First ask yourself what information is this problem giving me, and what is it asking for?

It gives you the two points at the end of the line segment. Whenever you have two points, you also know the distance between them. This is because you have the distance formula:

d = √((x₁ - x₂)² + (y₁ - y₂)²)

If you ever have trouble remembering the distance formula, just remember that it is just another way of writing the pythagorean theorem. You can take any line segment, and unless it is vertical or horizontal, you can draw a right triangle using it as the hypoteneus. If it is vertical, the x values go away, so the distance is just the change in y. Likewise if it is horizontal, the distance is just the change in x.

Also, don't worry too much about which point is (x₁,y₁) and which point is (x₂,y₂) - the formula works either way. Just make sure that whichever point you chose as the first point, you use that point's x and y as the first values for both parts.

So in this case, we can say the distance is

√((-3 - -1)² + (5 - -7)²)

√((-2)² + (12)²)

√(4 + 144)

√148

Now you could try to put this in a calculator, but it is usually easier to work with a simplified radical.

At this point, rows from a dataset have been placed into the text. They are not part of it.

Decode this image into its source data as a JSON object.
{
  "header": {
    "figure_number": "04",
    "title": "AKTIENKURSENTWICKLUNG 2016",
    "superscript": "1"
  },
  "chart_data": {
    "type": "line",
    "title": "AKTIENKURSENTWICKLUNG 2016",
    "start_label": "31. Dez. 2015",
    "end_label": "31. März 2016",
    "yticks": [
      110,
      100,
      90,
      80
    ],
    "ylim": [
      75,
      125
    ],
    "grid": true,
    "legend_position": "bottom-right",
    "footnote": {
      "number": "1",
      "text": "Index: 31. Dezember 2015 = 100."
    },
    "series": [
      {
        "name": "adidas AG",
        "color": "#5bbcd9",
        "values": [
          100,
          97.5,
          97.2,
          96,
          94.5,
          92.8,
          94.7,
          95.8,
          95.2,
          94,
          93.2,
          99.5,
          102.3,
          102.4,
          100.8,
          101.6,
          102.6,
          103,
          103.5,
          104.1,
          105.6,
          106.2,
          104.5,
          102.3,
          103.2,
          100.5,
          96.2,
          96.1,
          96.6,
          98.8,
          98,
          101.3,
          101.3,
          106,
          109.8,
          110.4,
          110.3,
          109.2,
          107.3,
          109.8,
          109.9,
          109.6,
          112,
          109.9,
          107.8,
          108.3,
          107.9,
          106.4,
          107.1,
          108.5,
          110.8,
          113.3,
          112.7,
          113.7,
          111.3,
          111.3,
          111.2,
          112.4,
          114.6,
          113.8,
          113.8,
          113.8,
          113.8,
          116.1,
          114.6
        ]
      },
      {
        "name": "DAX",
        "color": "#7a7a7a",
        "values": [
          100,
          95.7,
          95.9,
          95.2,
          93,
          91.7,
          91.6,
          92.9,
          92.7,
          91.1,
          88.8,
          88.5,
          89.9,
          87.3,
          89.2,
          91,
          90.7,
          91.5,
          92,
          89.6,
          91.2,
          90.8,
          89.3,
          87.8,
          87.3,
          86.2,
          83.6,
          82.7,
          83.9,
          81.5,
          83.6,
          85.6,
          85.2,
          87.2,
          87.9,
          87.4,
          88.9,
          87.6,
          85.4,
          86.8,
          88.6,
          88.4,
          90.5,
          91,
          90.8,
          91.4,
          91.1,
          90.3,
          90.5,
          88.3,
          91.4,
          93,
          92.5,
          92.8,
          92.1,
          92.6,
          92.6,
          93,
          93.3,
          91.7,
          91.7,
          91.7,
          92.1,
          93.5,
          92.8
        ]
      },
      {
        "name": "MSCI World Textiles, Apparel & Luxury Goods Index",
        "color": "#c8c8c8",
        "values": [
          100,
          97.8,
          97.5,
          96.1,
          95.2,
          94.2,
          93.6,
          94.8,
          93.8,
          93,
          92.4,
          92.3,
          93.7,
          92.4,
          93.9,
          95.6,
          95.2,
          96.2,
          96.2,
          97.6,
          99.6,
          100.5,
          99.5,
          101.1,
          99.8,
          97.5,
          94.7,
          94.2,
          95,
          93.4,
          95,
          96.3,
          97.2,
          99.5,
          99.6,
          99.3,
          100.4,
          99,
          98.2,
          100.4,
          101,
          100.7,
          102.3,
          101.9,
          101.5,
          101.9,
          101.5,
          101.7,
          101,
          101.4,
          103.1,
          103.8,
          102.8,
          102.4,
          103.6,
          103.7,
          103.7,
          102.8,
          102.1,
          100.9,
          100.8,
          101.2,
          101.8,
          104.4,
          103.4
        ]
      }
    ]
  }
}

I see this is a multiple of 4, which is a perfect square, so

√(4 * 37)

2√37 ← so that is our distance.

Now we want a point that cuts this distance into two pieces, with one piece being 3 times longer than the other.

x + 3x = 2√37

4x = 2√37

x = 1/2 √37

We also know that this point has to be on the line segment, so the slope from one end point to the other will be the same as the slope from that same endpoint to our new point.

Our slope is rise over run, or (-7 - 5) / (-1 - -3) = -12/2 = -6

Another way of saying this is that for every change in x by 1, y changes by -6. So now we can start to define where this point is. Here, I'm going to use a to refer to some unknown distance.

x_? = -3 + a

y_? = 5 - 6a

Now we can plug that back into a distance formula with the distance we found before:

1/2 √37 = √((-3 + a - -3)² + (5 - 6a - 5)²)

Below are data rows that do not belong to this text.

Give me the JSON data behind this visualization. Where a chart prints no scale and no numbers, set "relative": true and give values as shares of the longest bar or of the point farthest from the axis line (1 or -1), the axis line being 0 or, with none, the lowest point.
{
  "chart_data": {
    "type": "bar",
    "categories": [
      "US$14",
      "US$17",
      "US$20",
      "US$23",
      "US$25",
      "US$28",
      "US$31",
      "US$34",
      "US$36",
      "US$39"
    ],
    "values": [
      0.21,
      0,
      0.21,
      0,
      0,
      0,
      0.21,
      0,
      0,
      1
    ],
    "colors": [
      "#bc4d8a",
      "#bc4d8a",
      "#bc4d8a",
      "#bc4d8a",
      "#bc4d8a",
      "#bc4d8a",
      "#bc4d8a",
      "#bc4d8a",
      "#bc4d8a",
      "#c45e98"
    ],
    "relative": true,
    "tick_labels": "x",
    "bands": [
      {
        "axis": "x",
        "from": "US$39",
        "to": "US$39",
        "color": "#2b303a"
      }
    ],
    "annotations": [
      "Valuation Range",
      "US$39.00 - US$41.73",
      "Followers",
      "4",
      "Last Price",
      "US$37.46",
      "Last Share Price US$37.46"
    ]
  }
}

The -3 and 5 cancel out, and you get

1/2 √37 = √(a + 36a)

Simplify and sqare both sides

1/4 * 37 = 37a

a = 1/4

Now you can plug a into

x_? = -3 + a

y_? = 5 - 6a

and get

(-3 + 1/4, 5 - 6/4)

(-11/4 , 7/2) ← And there is one answer. There are actually two answers. If I had used the other endpoint, I would get the other answer.

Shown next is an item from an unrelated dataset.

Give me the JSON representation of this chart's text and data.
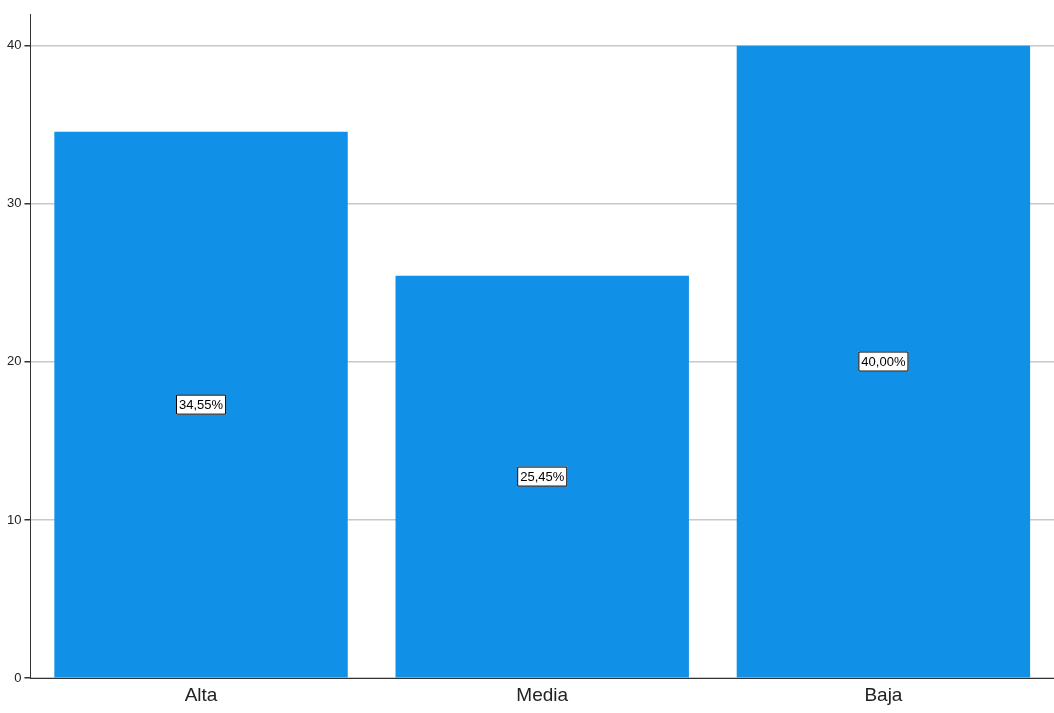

I know that may have seemed like a lot to follow. But all I did was keep writing down what I knew and/or could extrapolate and keep working towards an answer having faith that all the messy algebra would work out in the end. That's actually the secret to solving most math problems: just keep writing down what you know and keep working towards what you are trying to find.